Using these tools can be instrumental in assessing the patient perspective of care, industry leaders told KLAS Research in a December 2021 market assessment.

“Across vendors, the most commonly reported outcomes include improved visibility into the patient experience and greater clarity on where to focus improvement efforts,” KLAS wrote in the report.

This is especially true for organizations using real-time patient experience surveys. These tools, which are installed on bedside tablets and other patient-facing technologies, let users report their experiences while they are still inpatients.

This gives providers the opportunity to connect with the patient and remedy the situation even before the patient has been discharged. That has the dual benefit of improving the experience for the patient and preventing a potential bad survey score or online review.

Still, those online reviews can be helpful for organizations that cultivate a good online reputation. Around three-quarters of patients look at online provider reviews before selecting a new provider, which helps organizations focused on patient volumes as a revenue source.

Healthcare organizations can also use these tools to remediate relationships with patients. Those confronting a negative online review can have their patient relations or marketing teams reach out to the patient to remedy the issue, ideally prompting the patient to change their review.

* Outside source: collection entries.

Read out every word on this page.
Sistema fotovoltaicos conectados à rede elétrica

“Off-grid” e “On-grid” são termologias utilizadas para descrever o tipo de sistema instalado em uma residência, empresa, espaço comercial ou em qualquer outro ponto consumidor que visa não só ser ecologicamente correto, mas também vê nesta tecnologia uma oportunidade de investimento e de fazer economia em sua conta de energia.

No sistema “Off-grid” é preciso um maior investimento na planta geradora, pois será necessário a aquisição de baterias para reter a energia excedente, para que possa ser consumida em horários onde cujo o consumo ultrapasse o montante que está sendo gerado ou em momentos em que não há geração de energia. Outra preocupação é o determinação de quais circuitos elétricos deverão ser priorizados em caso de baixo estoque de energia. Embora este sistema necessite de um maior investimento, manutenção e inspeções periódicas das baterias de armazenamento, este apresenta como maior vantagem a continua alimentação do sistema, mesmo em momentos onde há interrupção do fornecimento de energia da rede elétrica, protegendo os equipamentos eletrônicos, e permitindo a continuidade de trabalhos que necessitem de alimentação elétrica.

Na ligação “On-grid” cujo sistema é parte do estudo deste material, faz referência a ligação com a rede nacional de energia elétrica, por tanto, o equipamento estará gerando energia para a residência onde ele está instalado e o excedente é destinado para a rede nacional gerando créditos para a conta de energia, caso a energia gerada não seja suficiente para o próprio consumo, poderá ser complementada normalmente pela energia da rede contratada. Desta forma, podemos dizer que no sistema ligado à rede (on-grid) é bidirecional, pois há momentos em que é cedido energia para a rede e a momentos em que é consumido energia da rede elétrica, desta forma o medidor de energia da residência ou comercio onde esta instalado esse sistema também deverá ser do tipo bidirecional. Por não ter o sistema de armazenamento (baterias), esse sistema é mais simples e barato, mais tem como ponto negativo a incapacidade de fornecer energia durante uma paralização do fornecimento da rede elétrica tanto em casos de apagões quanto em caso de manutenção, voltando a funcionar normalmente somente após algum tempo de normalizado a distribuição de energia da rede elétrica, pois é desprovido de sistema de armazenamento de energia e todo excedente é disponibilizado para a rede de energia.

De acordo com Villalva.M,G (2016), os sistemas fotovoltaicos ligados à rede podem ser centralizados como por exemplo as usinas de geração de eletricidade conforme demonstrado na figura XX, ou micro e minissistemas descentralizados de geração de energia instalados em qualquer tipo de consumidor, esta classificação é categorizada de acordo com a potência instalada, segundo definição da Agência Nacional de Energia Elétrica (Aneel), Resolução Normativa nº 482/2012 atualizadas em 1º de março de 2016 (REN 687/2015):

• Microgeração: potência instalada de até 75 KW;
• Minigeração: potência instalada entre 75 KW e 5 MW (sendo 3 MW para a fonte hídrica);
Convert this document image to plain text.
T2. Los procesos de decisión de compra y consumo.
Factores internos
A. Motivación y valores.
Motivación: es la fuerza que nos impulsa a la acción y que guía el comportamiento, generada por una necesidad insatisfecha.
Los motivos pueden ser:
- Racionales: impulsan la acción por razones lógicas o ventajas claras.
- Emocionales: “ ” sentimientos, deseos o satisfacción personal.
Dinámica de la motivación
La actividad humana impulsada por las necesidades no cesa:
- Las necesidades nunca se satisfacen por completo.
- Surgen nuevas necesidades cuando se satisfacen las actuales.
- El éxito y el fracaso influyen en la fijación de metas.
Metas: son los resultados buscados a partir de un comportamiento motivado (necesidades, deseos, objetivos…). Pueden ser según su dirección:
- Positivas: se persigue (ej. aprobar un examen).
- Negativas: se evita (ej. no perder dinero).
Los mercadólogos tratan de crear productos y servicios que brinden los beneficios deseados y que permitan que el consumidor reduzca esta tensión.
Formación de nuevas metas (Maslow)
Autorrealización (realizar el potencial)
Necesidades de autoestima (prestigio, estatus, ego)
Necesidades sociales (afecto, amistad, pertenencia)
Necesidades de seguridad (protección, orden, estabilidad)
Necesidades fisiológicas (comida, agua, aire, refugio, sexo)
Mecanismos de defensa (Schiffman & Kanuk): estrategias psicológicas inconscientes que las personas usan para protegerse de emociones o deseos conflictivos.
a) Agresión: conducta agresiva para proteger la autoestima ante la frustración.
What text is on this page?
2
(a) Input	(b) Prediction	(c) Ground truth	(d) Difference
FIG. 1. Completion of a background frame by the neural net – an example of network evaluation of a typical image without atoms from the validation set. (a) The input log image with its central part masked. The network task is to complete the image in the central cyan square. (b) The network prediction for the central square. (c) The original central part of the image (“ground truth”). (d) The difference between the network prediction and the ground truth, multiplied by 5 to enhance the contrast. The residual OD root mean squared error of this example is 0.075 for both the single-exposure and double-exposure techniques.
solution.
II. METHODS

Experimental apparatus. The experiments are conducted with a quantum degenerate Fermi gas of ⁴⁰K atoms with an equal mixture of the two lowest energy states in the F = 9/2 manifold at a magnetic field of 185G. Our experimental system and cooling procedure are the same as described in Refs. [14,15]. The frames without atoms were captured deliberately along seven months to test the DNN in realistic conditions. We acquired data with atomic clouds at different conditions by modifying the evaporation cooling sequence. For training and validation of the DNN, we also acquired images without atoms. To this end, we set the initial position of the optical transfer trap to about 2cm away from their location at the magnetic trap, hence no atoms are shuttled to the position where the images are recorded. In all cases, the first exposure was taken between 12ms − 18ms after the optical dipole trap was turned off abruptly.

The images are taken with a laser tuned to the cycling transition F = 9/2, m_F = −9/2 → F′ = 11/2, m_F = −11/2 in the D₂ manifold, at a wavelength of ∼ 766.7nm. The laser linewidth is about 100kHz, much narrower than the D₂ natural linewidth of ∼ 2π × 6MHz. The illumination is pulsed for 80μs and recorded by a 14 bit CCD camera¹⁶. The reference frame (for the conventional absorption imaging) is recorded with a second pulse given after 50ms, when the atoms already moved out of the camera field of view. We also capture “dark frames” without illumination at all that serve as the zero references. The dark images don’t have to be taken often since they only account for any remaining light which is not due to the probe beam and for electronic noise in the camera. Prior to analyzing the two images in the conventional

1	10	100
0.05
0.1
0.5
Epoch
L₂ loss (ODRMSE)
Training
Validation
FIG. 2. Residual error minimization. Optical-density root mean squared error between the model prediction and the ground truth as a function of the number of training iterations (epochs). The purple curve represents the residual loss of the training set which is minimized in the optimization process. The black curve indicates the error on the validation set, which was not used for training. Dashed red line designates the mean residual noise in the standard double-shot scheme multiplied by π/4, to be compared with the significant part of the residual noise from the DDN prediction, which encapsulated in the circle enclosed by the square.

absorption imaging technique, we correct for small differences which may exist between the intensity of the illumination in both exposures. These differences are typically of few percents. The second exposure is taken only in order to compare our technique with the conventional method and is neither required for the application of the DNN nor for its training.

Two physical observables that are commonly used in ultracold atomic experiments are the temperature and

Patient portal utilization, health IT use

Patient portal use, plus utilization of other health IT, have long been key patient engagement indicators. During the days of the Medicare and Medicaid EHR Incentive Programs (meaningful use), the federal government used patient data access as a proxy for both using the EHR and adequately engaging patients in care.

Indeed, patient data access can be linked to other behaviors associated with patient activation, like medication adherence and asking more questions during a medical appointment. Getting more users to access the patient portal could result in overall more informed and engaged patients.

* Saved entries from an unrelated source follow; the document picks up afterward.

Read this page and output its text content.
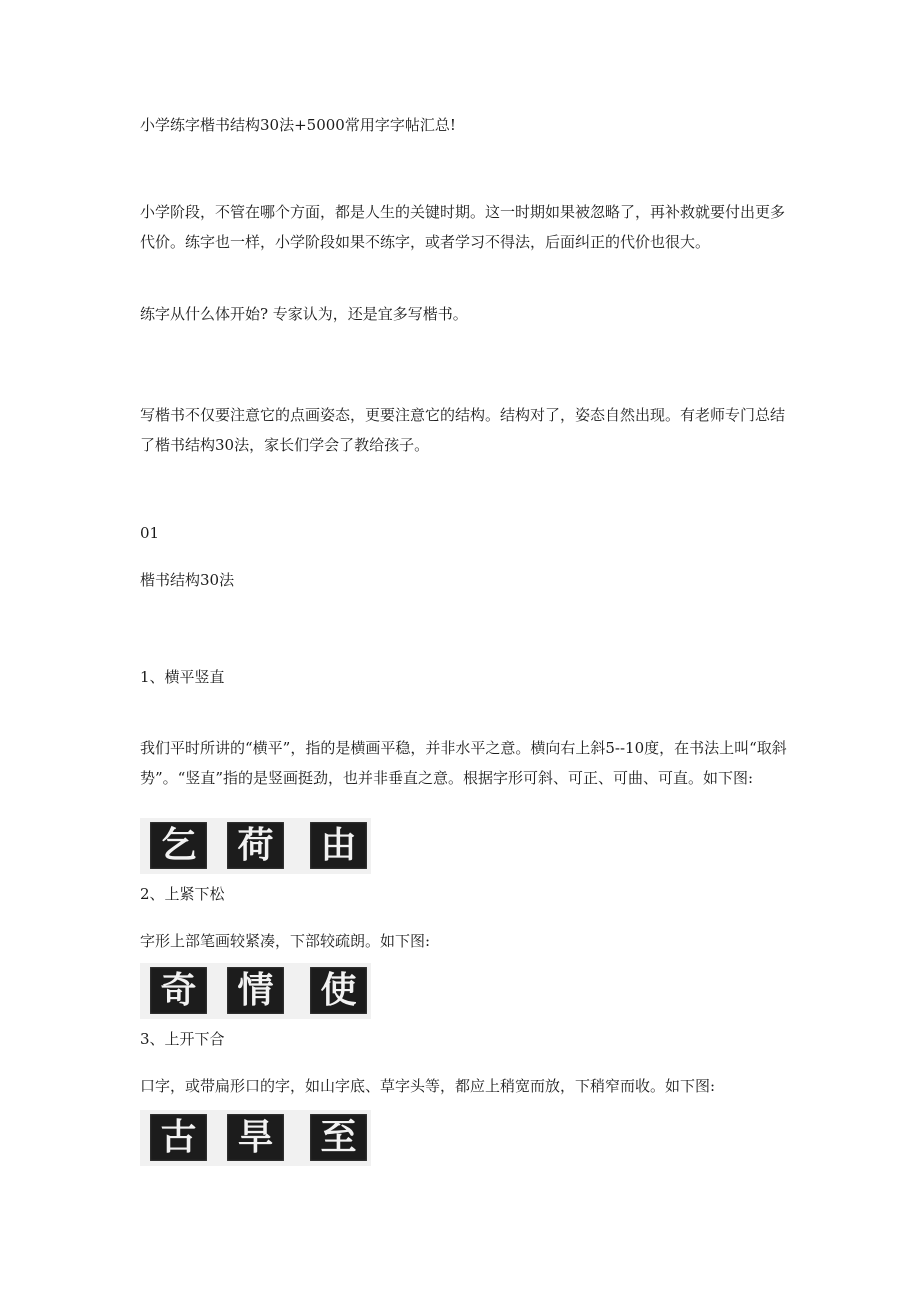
小学练字楷书结构30法+5000常用字字帖汇总!

小学阶段，不管在哪个方面，都是人生的关键时期。这一时期如果被忽略了，再补救就要付出更多代价。练字也一样，小学阶段如果不练字，或者学习不得法，后面纠正的代价也很大。

练字从什么体开始? 专家认为，还是宜多写楷书。

写楷书不仅要注意它的点画姿态，更要注意它的结构。结构对了，姿态自然出现。有老师专门总结了楷书结构30法，家长们学会了教给孩子。

01

楷书结构30法

1、横平竖直

我们平时所讲的“横平”，指的是横画平稳，并非水平之意。横向右上斜5--10度，在书法上叫“取斜势”。“竖直”指的是竖画挺劲，也并非垂直之意。根据字形可斜、可正、可曲、可直。如下图:

乞 荷 由

2、上紧下松

字形上部笔画较紧凑，下部较疏朗。如下图:

奇 情 使

3、上开下合

口字，或带扁形口的字，如山字底、草字头等，都应上稍宽而放，下稍窄而收。如下图:

古 旱 至
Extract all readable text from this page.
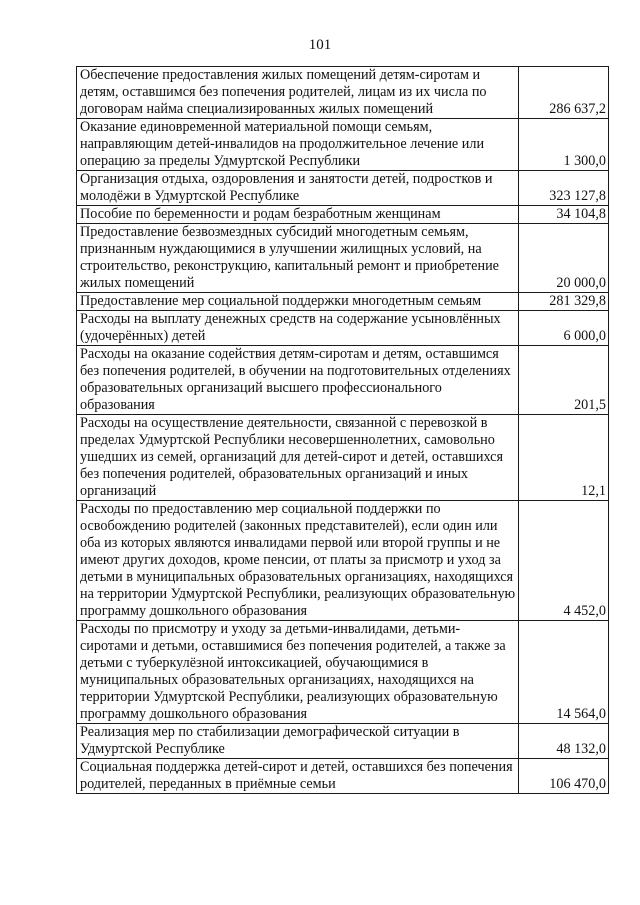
101
Обеспечение предоставления жилых помещений детям-сиротам и детям, оставшимся без попечения родителей, лицам из их числа по договорам найма специализированных жилых помещений	286 637,2
Оказание единовременной материальной помощи семьям, направляющим детей-инвалидов на продолжительное лечение или операцию за пределы Удмуртской Республики	1 300,0
Организация отдыха, оздоровления и занятости детей, подростков и молодёжи в Удмуртской Республике	323 127,8
Пособие по беременности и родам безработным женщинам	34 104,8
Предоставление безвозмездных субсидий многодетным семьям, признанным нуждающимися в улучшении жилищных условий, на строительство, реконструкцию, капитальный ремонт и приобретение жилых помещений	20 000,0
Предоставление мер социальной поддержки многодетным семьям	281 329,8
Расходы на выплату денежных средств на содержание усыновлённых (удочерённых) детей	6 000,0
Расходы на оказание содействия детям-сиротам и детям, оставшимся без попечения родителей, в обучении на подготовительных отделениях образовательных организаций высшего профессионального образования	201,5
Расходы на осуществление деятельности, связанной с перевозкой в пределах Удмуртской Республики несовершеннолетних, самовольно ушедших из семей, организаций для детей-сирот и детей, оставшихся без попечения родителей, образовательных организаций и иных организаций	12,1
Расходы по предоставлению мер социальной поддержки по освобождению родителей (законных представителей), если один или оба из которых являются инвалидами первой или второй группы и не имеют других доходов, кроме пенсии, от платы за присмотр и уход за детьми в муниципальных образовательных организациях, находящихся на территории Удмуртской Республики, реализующих образовательную программу дошкольного образования	4 452,0
Расходы по присмотру и уходу за детьми-инвалидами, детьми-сиротами и детьми, оставшимися без попечения родителей, а также за детьми с туберкулёзной интоксикацией, обучающимися в муниципальных образовательных организациях, находящихся на территории Удмуртской Республики, реализующих образовательную программу дошкольного образования	14 564,0
Реализация мер по стабилизации демографической ситуации в Удмуртской Республике	48 132,0
Социальная поддержка детей-сирот и детей, оставшихся без попечения родителей, переданных в приёмные семьи	106 470,0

However, it should be noted that health IT use is not a perfect measure of patient engagement, given the structural barriers that can block access.

In April 2022, the All of Us Research project from NIH showed that, although patients acknowledge the utility of health IT, many don’t access it. Factors like digital health literacy and affordability of wearables and other devices get in the way.

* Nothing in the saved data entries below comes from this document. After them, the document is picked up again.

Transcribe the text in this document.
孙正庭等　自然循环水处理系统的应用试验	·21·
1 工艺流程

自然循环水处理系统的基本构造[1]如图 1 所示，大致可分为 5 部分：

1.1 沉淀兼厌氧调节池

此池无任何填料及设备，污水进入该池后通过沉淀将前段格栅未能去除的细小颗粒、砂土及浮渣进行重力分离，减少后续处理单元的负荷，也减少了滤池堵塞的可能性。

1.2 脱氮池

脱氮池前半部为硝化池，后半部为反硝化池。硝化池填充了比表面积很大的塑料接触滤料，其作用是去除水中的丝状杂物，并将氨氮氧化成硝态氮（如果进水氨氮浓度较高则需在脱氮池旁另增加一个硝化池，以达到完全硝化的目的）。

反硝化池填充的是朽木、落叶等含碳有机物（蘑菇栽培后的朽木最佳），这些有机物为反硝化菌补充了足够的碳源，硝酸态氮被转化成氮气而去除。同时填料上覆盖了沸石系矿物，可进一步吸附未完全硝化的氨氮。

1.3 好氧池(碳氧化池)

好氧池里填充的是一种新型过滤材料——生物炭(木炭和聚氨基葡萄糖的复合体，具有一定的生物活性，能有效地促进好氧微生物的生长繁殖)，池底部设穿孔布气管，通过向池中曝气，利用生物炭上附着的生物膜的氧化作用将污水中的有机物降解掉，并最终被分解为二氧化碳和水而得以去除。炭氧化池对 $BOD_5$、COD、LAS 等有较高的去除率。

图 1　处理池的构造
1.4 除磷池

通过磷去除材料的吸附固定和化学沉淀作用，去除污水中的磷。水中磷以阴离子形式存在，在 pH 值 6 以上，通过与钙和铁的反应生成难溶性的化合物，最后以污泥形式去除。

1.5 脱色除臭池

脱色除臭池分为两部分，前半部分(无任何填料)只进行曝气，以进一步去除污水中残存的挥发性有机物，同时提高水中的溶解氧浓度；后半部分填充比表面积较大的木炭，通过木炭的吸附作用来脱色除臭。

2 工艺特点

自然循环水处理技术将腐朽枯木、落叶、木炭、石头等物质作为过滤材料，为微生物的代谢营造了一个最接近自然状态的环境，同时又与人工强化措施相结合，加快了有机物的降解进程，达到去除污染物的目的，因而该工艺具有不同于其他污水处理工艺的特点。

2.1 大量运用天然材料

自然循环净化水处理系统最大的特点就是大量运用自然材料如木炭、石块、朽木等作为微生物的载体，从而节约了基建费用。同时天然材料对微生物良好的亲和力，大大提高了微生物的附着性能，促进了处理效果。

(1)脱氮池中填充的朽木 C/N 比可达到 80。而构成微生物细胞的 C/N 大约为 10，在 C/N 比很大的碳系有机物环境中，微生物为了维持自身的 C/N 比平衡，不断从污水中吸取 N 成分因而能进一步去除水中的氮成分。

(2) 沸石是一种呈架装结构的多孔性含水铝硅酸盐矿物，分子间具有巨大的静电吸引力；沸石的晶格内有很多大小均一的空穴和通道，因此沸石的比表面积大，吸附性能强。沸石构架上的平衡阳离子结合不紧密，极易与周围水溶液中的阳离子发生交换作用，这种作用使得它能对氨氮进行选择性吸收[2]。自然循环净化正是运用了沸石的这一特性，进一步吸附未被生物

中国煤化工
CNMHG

Poor access to broadband, limited patient education on the tools, and poor usability have also blocked patient portal adoption and utilization.

These structural barriers don’t necessarily indicate a poorly engaged patient. Instead, healthcare providers need to work with patients to discuss the utility of the patient portal and related connected health devices. Providers, plus healthcare navigators, may also be instrumental in overcoming the digital health literacy issues that stand in the way of use.

As healthcare continues its embrace of patient-centered care, using patient engagement metrics will be key. Organizations can use these measures to put in place better supports that help patients connect more deeply with their care both inside and outside the hospital or clinic.